In sala si annuisce, si crede alle parole dello "sceriffo" Moser, ma anche qui la domanda è spontanea: e allora perché lo stesso consiglio non lo si è dato a Basso, Ullrich e gli altri? Perché gli si è fatto capire che erano soli a lottare contro l'AIGCP, l'UCI e l'organizzazione del Tour de France?
Grassi fa notare che «prese di posizione come quella di Bettini vengono viste con ammirazione perché si sa che poi queste dichiarazioni sono sempre seguite da controlli più accurati dei "controllori" che pochissime volte sono "controllati"». Anche qui la sala rumoreggia, perché si sa che s'è detto una cosa vera. E si sa che è vera perché è già successa.
Bruno Reverberi ammette che «a volte siamo noi i primi a dire al nostro corridore che l'altro l'ha battuto perché ha usato qualcosa, e noi questo ci prefissiamo di migliorarlo. Però tutte le componenti del ciclismo, compresi i giornalisti, devono essere compatti».
Stefano Giuliani dice che nelle trasmissioni Rai si parla troppo di doping durante le trasmissioni di ciclismo, Sola consiglia ai direttori sportivi di lanciare qualche giovane all'attacco come faceva lo stesso Giuliani o come faceva Coppolillo. Bruno Reverberi: «Non è semplice dire ad un giovane di andare all'attacco se un giorno prima un suo collega s'è fatto 200 km al vento e i giornali dell'indomani non lo menzionano nemmeno. E se non lo nominano, neanche gli sponsor sono contenti.
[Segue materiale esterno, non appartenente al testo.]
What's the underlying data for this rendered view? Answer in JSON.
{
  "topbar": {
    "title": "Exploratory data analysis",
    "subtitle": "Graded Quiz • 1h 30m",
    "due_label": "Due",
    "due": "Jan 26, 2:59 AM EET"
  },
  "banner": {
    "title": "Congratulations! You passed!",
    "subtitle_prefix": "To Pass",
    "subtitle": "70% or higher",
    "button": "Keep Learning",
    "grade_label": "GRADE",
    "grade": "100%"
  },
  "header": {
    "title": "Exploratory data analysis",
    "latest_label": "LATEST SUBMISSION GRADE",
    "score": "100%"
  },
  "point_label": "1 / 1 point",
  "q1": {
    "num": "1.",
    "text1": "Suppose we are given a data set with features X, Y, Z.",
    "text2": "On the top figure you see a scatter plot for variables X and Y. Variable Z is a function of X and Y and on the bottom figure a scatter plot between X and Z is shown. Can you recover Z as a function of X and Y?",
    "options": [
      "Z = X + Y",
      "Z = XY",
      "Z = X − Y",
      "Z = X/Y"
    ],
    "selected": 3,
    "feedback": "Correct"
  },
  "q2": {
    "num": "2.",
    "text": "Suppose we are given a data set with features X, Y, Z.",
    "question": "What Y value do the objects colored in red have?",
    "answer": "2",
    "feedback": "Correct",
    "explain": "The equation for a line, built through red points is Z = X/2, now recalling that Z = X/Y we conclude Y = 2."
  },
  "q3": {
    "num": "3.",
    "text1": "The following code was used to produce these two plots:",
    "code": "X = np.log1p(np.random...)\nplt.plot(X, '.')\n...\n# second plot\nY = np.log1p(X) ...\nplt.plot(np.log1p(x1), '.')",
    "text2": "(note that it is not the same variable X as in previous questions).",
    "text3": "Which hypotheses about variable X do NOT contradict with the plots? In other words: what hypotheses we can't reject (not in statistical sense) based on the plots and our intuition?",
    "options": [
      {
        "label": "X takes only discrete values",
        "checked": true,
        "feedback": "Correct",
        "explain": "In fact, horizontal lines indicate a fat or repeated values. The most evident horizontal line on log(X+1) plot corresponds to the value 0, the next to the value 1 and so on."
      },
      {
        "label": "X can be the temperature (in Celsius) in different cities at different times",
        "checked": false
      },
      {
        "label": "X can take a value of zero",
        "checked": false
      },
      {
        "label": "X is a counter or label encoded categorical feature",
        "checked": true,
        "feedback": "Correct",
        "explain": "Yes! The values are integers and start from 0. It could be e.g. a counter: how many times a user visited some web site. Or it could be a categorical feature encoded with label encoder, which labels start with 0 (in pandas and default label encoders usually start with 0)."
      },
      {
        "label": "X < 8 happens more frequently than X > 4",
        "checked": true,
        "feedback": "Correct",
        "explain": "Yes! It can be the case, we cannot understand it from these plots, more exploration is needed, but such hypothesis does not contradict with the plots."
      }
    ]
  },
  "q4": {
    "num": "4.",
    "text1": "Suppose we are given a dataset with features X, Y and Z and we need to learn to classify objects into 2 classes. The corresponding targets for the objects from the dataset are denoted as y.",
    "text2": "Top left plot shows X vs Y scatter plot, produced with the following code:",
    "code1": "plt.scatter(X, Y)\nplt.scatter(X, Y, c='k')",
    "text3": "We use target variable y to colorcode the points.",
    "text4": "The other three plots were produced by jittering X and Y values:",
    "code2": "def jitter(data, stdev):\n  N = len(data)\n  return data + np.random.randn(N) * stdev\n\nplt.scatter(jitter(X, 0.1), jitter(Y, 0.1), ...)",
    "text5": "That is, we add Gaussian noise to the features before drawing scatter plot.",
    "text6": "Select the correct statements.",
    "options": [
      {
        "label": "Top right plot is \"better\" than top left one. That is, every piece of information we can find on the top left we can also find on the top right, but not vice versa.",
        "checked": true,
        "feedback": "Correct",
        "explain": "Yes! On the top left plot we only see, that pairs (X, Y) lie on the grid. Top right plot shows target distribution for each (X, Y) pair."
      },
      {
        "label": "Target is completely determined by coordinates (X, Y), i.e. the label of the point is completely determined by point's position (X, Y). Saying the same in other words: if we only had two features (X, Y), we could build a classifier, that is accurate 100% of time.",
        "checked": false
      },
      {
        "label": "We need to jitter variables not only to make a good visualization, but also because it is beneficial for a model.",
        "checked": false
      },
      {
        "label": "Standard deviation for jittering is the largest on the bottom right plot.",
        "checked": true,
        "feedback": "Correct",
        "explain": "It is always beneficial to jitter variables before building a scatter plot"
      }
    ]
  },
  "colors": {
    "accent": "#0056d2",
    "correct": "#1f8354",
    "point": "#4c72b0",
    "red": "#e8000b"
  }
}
A volte siamo costretti a fingere verso i corridori, dicendo che lo sponsor ha chiamato e gli fa i complimenti. Ma sono bugie a fin di bene». Anche questo è vero, ed un pochino ci sentiamo onorati di premiare con dei voti anche i coraggiosi fuggitivi della prima ora e di avere un servizio come "L'hai voluta la bicicletta?", che permette ai lettori di conoscere ciclisti non troppo famosi.
Le parole di chi è intervenuto sono state tutte molto propositive. Si è capito, si è aperto gli occhi sui problemi attuali del ciclismo, ed almeno se ne è parlato, tanto. L'impressione è che si sia tutti un po' stanchi di non parlare dei numeri di Boonen al Fiandre e Bettini a Salisburgo, ma di doping, di DNA e di Basso che non corre da maggio. Certo, rimane sempre quel piccolo scoglio che è dettato dalla facilità nel "predicare bene e razzolare male", anche perché son sempre più o meno le stesse "capocce" che governano il ciclismo e poco è cambiato da otto anni a questa parte (caso Festina '98). Moser, McQuaid, Verbruggen, Adorni (invitato ed assente): forse – eufemismo – sarebbe il caso di invertire la rotta ringiovanendo un po' i quadri dirigenziali. «E prendere a dirigere il ciclismo persone che hanno avuto finora pochissimo a che fare con questo sport», sottolinea Piero Pieroni – toscano di lungo corso - nel dopo cena.